Stellen Sie sich vor, im dunklen Herzen des organisierten Verbrechens stößt man auf einen Mann, der wie ein Untoter immer wieder aufersteht: Das ist Frank Schweihs. Frank Schweihs, geboren 1932 in Chicago, erlangte Bekanntheit als ein gefürchtetes Mitglied der Chicago Outfits—einer der berüchtigten kriminellen Organisationen der Stadt. Bereits in den 1950er Jahren fand Schweihs seinen Weg in die Welt des organisierten Verbrechens und wurde wegen seiner Rücksichtslosigkeit, mit der er jedem Auftrag nachkam, gefürchtet. Sein furchteinflößender Ruf und sein unerschütterliches Schweigen selbst unter hohem Druck waren seine Markenzeichen.
Frank Schweihs war bekannt, aber nicht unbedingt willkommen, in den Gegenden Chicagos, die von seiner berüchtigten Organisation regiert wurden. Von den ersten kriminellen Schritten in den hitzigen Straßen Chicagos der Nachkriegszeit zu den späten 1990er und frühen 2000er Jahren, als moderne Technik und Überwachung das Leben der Kriminellen schwieriger machte, hat Schweihs seine kriminelle Karriere fast unbeschadet durchgestanden. Trotz mehrerer Versuche, ihn festzunageln und vor Gericht zu bringen, wich er dem langen Arm des Gesetzes oft mit bemerkenswerter Geschicklichkeit aus.

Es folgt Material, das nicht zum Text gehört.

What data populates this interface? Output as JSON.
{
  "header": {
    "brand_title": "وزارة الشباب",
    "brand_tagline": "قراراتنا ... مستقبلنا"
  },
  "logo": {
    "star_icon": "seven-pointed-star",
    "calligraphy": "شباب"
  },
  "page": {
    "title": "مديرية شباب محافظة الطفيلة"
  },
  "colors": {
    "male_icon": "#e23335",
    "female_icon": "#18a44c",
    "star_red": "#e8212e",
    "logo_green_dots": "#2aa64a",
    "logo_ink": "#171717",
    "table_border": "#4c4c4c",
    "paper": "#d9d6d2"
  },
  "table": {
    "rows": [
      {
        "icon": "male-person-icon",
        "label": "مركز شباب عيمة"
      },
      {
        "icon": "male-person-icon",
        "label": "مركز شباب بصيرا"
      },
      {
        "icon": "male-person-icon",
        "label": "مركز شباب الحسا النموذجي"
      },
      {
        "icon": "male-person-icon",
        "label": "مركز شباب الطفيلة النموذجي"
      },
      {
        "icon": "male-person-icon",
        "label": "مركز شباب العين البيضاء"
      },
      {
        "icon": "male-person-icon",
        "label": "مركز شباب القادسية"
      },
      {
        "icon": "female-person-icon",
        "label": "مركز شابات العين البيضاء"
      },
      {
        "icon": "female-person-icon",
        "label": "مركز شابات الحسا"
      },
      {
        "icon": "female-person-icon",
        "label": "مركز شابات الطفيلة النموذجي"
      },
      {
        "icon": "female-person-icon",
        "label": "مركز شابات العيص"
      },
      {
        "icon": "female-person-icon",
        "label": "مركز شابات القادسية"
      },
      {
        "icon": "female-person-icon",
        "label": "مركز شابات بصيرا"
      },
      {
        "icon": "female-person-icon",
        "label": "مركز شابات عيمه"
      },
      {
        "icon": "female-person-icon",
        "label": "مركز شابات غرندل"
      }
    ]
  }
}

Die Liberalen mögen argumentieren, dass diese Art von 'Ruhm' keiner ist, auf den man stolz sein sollte. Sie sehen in Schweihs nicht den cleveren Geschäftsmann der Unterwelt, sondern das Böse in Menschengestalt. Doch Schweihs verkörpert die krasseste Widerstandsfähigkeit in einem System, das, so korrupt es auch sein mochte, regelmäßig versagte, ihn dauerhaft hinter Gitter zu bringen.

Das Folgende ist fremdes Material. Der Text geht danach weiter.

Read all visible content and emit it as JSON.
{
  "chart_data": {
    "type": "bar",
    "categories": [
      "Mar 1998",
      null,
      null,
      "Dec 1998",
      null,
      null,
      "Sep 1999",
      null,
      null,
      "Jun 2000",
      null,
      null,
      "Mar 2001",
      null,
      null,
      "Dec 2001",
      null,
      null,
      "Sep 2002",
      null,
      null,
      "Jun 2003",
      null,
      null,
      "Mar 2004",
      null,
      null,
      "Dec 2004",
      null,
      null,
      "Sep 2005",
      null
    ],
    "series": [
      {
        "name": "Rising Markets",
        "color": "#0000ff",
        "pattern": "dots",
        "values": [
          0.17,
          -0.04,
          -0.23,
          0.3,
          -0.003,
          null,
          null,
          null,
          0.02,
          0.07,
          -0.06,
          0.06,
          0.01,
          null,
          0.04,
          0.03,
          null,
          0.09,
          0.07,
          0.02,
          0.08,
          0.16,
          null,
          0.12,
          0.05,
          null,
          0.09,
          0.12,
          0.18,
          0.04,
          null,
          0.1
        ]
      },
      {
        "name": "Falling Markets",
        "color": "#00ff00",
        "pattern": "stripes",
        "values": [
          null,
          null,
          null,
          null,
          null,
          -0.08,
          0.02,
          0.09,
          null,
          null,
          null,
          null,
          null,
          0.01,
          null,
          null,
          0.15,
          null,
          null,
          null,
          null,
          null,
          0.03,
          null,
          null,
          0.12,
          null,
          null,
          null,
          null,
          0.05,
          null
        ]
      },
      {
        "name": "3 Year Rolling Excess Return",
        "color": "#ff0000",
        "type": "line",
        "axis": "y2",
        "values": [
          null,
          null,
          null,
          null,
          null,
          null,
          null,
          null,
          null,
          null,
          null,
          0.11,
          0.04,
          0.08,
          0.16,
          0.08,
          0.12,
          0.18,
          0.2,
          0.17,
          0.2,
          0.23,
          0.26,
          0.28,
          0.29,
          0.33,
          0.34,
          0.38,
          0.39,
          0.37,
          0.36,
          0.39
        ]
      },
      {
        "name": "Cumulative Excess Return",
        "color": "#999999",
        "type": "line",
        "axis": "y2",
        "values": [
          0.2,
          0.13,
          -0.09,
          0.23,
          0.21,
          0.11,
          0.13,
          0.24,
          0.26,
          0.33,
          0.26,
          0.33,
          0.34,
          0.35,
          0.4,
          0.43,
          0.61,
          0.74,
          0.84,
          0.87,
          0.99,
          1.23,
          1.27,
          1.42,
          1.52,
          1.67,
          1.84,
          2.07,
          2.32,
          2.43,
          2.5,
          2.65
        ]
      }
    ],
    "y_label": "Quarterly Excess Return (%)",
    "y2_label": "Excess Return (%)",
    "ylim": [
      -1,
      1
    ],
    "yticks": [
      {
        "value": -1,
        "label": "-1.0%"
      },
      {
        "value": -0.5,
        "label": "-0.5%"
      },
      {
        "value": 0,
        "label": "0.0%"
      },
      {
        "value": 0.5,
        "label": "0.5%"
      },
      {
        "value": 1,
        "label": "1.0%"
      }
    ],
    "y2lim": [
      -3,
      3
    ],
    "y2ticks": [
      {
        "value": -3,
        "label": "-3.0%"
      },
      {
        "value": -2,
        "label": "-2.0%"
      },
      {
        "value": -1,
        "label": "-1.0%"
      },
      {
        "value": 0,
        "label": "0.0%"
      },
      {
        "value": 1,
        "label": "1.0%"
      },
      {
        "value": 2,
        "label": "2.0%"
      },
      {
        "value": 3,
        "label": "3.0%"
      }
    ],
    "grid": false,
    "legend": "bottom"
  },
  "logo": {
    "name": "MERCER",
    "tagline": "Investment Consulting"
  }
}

Schweihs' Fähigkeit, der unwegbaren Justiz auszuweichen, ist nicht nur bemerkenswert, sondern bietet auch einen eindrucksvollen Einblick in die klaffenden Sicherheitslücken innerhalb des Systems. Wiederholt wegen diverser Vorwürfe festgenommen, dauerte es bis in die 1990er Jahre, bis die Gesetzeshüter ernsthafte Durchsetzungsmaßnahmen gegen ihn ergriffen. Schließlich wurde er in den USA und weltweit bekannt, als die Fahndung nach ihm zu einer internationalen Angelegenheit wurde.
Während viele seiner Zeitgenossen bereits aufgegeben hatten oder im Gefängnis saßen, blieb Frank Schweihs erstaunlich frei und unbehelligt. Er war so geschickt darin, unterzutauchen, dass er in den 2000er Jahren mehr als ein Jahr auf der Flucht vor den Behörden verbrachte, bevor er 2003 in Kentucky verhaftet wurde. Selbst mitten im Visier blieb er lange Zeit ein Mysterium, was dazu führte, dass Schweihs in der kriminellen Folklore zur Legende wurde.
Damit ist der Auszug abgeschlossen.